Our study illustrates some of the problems and barriers to an effective vaccination programme. It is clear that influenza uptake remains suboptimal and we must therefore look at the reasons why this should be so. An awareness of the vaccine is fundamental and the patient must agree to accept the vaccine if offered. So often this represents a barrier. As we have demonstrated in this small study, awareness of pneumococcal vaccine, for example, is poor and hence the demand for this vaccine is low as the general population is largely unaware of its existence. Even with the influenza vaccine 18 patients, all of whom all fell within a defined high risk group, were not offered the vaccine. Research supports the suggestion that the general practitioner can have an enormous impact on vaccine uptake by recommending the vaccine in the first place. Commitment to a vaccination programme by health care workers would have a major impact on vaccine uptake.

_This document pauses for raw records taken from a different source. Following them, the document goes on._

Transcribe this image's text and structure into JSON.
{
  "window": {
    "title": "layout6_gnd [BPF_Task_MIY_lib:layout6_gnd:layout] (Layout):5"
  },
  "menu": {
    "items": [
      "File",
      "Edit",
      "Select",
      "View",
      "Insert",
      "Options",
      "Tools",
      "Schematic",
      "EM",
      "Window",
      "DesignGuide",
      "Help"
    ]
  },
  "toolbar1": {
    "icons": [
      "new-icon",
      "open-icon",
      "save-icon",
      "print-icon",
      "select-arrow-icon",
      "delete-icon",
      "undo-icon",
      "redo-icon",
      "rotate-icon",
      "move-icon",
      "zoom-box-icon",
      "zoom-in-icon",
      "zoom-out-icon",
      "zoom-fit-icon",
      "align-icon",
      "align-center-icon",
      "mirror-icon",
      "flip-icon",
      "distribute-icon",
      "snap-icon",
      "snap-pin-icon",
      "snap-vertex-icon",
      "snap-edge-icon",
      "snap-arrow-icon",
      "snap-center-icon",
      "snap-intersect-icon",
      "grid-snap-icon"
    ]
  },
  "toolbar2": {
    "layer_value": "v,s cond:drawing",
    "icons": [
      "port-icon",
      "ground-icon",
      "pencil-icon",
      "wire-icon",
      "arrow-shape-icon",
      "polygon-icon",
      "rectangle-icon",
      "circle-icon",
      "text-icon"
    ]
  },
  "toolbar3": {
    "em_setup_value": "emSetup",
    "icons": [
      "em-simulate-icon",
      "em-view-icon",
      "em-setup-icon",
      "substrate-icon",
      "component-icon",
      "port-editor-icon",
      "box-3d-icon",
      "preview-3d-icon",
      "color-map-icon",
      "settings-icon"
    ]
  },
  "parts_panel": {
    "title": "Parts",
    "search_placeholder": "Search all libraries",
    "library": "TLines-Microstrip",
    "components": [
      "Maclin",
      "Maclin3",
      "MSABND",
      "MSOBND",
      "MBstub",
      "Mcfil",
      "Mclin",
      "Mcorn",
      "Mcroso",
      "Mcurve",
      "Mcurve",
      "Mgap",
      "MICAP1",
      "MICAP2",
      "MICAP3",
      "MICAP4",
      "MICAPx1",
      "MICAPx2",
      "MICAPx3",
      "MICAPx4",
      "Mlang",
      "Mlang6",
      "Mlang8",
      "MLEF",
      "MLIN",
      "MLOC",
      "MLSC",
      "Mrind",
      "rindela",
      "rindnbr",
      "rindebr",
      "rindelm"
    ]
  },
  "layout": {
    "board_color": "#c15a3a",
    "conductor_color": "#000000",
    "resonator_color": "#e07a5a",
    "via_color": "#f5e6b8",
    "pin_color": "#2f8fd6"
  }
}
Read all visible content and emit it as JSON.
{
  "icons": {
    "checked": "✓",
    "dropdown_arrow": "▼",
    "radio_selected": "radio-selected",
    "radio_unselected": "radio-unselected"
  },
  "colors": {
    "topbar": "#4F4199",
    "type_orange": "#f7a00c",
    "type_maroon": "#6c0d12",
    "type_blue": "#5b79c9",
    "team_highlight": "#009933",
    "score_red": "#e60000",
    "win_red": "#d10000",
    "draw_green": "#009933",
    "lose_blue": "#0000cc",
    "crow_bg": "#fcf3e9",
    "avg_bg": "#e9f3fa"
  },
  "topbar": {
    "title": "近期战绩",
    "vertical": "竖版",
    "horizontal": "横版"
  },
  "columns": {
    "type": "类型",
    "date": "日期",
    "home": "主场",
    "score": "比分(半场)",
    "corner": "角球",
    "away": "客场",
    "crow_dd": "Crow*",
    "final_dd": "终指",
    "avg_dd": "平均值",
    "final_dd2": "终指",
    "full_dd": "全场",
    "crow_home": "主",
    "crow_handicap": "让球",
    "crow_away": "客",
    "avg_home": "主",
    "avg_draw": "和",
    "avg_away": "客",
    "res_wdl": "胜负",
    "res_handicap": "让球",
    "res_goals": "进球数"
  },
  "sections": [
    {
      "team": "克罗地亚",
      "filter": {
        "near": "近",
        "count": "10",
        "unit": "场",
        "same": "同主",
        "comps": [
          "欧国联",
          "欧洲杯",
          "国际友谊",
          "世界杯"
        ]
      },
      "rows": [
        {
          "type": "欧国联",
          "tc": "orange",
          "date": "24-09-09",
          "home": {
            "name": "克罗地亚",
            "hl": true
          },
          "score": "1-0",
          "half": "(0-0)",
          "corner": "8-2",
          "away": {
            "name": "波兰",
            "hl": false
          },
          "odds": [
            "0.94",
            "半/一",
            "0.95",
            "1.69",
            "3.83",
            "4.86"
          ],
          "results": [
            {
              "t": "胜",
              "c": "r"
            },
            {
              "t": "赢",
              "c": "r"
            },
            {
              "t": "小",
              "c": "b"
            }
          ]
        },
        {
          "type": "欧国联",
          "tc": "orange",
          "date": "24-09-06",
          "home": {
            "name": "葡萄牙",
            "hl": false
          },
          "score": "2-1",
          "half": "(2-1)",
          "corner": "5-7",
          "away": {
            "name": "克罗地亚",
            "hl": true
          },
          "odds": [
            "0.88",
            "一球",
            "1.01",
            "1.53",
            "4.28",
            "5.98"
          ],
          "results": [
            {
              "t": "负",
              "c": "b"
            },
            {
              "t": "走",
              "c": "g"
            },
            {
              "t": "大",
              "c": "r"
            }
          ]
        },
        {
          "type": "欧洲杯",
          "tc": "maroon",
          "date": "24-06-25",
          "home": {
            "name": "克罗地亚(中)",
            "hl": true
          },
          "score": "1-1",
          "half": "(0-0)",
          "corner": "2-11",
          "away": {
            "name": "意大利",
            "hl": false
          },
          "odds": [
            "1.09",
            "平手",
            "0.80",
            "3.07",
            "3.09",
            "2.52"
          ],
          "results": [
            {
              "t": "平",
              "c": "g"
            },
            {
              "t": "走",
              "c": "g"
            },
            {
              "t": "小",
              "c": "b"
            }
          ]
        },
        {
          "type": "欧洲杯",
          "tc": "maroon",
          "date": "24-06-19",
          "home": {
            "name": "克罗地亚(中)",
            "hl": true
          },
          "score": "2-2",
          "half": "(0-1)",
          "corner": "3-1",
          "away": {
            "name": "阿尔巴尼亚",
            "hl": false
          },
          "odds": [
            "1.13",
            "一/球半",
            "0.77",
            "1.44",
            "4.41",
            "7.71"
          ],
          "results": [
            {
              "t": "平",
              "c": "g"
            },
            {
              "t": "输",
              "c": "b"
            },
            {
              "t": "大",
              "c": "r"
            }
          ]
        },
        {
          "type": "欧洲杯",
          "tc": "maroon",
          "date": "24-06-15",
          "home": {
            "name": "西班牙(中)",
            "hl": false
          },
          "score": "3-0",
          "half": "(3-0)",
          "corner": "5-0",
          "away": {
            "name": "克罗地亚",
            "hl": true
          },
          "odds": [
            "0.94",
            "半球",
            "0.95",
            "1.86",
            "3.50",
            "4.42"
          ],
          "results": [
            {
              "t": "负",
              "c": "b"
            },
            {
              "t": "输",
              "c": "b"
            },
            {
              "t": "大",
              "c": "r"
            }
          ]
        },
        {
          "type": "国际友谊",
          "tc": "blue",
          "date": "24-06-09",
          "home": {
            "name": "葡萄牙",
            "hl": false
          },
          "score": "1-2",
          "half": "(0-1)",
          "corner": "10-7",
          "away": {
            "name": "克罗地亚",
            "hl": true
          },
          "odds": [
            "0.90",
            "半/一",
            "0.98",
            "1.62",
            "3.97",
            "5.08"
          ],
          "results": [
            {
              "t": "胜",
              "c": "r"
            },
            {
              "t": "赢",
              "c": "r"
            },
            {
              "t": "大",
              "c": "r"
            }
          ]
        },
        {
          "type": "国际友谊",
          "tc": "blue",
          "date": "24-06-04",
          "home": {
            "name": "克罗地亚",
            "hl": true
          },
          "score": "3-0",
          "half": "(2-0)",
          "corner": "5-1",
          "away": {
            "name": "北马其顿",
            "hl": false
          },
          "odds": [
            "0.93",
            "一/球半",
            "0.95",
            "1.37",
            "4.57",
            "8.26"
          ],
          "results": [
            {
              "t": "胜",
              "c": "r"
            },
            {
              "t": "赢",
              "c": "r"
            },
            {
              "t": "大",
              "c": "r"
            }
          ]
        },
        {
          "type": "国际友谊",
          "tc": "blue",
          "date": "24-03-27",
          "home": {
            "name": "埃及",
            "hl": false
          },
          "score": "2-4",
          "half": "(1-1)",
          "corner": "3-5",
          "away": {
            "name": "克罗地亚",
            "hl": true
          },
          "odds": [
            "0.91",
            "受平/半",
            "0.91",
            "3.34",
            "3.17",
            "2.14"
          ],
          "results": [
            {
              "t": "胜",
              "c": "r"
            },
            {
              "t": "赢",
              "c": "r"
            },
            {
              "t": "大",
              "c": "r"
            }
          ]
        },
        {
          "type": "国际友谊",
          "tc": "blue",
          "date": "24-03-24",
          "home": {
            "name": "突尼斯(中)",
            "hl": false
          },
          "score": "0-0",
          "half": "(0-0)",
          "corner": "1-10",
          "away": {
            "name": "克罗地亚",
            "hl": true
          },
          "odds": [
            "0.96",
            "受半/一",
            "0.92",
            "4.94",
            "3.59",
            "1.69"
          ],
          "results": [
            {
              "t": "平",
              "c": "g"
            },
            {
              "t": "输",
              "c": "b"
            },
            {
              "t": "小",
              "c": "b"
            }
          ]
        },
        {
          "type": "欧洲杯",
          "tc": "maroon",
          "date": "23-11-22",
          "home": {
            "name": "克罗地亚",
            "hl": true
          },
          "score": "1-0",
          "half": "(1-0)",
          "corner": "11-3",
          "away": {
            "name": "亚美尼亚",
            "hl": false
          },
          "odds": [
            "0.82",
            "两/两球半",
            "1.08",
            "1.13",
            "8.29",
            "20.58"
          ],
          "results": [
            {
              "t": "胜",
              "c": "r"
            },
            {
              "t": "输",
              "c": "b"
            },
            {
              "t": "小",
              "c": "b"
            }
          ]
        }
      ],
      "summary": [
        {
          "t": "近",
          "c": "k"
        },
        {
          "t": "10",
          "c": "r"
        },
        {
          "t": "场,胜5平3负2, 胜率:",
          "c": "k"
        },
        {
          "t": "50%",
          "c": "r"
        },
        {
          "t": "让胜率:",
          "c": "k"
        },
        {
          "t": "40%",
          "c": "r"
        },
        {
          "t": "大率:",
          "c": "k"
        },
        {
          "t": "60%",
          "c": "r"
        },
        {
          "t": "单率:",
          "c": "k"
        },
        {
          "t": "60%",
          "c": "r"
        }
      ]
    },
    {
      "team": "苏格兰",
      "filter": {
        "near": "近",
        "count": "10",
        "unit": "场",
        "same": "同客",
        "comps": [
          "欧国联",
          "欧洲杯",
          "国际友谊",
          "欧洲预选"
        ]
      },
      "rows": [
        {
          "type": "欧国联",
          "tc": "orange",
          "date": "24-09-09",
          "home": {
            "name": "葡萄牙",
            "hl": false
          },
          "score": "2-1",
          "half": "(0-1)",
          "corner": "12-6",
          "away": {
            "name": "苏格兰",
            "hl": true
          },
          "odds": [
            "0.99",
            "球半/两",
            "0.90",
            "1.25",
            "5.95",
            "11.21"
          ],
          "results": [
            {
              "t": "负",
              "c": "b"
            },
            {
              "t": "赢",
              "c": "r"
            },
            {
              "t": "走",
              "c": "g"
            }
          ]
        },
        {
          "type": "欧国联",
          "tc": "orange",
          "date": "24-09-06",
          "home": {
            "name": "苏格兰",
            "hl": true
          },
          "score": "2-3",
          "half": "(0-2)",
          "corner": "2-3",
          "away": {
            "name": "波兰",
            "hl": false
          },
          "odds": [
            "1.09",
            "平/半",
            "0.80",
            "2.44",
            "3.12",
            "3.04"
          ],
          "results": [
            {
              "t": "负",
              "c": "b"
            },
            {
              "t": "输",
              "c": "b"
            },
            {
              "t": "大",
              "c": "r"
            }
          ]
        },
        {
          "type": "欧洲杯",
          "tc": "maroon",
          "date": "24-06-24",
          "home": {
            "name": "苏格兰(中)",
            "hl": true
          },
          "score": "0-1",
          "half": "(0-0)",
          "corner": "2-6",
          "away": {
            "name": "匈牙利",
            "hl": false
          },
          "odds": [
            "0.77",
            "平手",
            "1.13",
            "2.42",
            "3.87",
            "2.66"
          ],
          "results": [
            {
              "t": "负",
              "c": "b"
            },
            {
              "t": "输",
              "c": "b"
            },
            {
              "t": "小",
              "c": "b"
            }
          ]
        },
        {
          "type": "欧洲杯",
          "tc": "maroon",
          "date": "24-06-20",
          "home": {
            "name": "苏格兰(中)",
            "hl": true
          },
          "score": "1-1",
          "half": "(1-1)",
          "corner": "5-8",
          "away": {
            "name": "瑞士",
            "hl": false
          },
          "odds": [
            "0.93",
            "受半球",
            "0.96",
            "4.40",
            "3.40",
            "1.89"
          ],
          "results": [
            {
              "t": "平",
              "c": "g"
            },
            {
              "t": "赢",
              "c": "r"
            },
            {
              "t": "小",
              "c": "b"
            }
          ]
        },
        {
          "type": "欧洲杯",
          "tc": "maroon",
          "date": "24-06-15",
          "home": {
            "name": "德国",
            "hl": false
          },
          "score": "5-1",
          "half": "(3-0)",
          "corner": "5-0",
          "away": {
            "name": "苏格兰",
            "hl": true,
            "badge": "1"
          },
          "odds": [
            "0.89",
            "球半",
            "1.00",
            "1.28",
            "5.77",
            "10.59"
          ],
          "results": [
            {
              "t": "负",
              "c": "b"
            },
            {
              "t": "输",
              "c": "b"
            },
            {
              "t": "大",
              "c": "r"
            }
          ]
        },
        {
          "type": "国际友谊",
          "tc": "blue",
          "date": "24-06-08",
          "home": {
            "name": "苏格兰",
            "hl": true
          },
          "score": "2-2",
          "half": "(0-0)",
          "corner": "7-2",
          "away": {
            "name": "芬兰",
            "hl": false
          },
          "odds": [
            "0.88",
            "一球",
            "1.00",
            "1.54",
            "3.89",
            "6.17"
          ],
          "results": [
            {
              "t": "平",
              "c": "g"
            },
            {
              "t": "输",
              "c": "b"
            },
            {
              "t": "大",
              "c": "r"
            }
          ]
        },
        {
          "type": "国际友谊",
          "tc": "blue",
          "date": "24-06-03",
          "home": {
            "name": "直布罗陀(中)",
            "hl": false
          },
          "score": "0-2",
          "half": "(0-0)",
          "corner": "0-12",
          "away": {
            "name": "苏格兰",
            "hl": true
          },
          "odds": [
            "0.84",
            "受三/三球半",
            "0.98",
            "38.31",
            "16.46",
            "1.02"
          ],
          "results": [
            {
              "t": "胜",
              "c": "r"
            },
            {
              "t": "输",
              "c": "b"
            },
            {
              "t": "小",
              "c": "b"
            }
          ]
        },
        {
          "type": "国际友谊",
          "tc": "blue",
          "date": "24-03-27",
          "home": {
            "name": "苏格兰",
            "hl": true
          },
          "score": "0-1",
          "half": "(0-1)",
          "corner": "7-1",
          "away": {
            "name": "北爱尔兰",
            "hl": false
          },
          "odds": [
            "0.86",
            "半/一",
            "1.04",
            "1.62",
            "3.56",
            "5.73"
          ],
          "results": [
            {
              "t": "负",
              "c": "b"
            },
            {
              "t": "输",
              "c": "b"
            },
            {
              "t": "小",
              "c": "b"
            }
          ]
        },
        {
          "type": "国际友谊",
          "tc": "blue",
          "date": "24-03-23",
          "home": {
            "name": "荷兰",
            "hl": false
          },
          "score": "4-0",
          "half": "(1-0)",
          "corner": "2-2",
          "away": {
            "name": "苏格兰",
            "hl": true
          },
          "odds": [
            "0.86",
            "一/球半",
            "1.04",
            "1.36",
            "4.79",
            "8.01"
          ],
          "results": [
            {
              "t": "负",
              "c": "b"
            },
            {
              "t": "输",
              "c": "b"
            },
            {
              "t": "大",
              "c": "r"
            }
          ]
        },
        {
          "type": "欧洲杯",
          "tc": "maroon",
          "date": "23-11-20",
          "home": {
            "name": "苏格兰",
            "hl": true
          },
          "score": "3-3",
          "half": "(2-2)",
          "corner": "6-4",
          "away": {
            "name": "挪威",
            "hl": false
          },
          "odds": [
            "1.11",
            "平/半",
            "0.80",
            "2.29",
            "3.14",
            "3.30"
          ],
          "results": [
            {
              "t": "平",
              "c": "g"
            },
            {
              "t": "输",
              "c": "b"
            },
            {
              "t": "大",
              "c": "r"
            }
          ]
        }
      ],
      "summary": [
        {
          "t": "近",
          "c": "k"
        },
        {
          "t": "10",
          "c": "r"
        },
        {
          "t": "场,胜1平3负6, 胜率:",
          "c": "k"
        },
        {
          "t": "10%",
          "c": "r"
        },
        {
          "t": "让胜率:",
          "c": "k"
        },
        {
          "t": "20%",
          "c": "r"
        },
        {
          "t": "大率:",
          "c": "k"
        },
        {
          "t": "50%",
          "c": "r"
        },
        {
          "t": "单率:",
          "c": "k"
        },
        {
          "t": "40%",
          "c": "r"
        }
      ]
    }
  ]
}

In addition anecdotal stories of previous bad experiences with regard to, for example, influenza vaccine will certainly affect the uptake. In our study this was clearly demonstrated.

This was perhaps surprising as many of the population sample correctly considered themselves to be at risk from influenza infection and its sequelae. Twenty three of the patients considered themselves to be at risk from influenza infection, while 18 did not. The complications of influenza were recognised as being serious by 40 of the total sample and 33 believed that influenza vaccine conferred good protection. The subjective assessment of general health revealed that 19 considered themselves to enjoy good health, while 25 stated that their health was not good. Yet despite this the decision whether or not to have the influenza vaccine was significantly influenced by anecdotal stories and popular myths from friends and relatives. This clearly underlines the need for a concerted campaign to disseminate information and dispel false beliefs. Such an approach has the potential to yield major benefits and would enhance vaccine uptake.

It is possible to increase the uptake of pneumococcal vaccine with a concerted campaign in a general practice setting as demonstrated in Tameside Family Health Services Authority, which involved 37 practices. Despite the fact that patients' prior awareness of the vaccine was low the proportion of at-risk patients vaccinated increased ninefold after the launch of the campaign.8

At present, however, there is little incentive for general practitioners to offer the pneumococcal vaccine as no item of service fee is available, unlike the situation with regard to influenza vaccine. As the vaccine costs approximately £10 per vial, purchasing a large number of units, without reimbursement, would clearly have an adverse affect on an individual practice's cash flow. Clearly an effective vaccination campaign requires a release of adequate funding to general practitioners. In conclusion, influenza is perceived as a serious infection by patients and yet many do not believe themselves to be at particular risk. Although influenza vaccination is believed to confer protection, the decision whether, or not, to accept the vaccine is coloured by many factors, including popular myths and anecdotal information from friends and relatives. The uptake of influenza vaccine is suboptimal and the awareness of the pneumococcal vaccine is poor. The need for a comprehensive nationwide education campaign promoting both influenza and pneumococcal vaccine is highlighted together with the requirement for the release of adequate funding, to primary care physicians, to ensure that at risk individuals are being appropriately treated.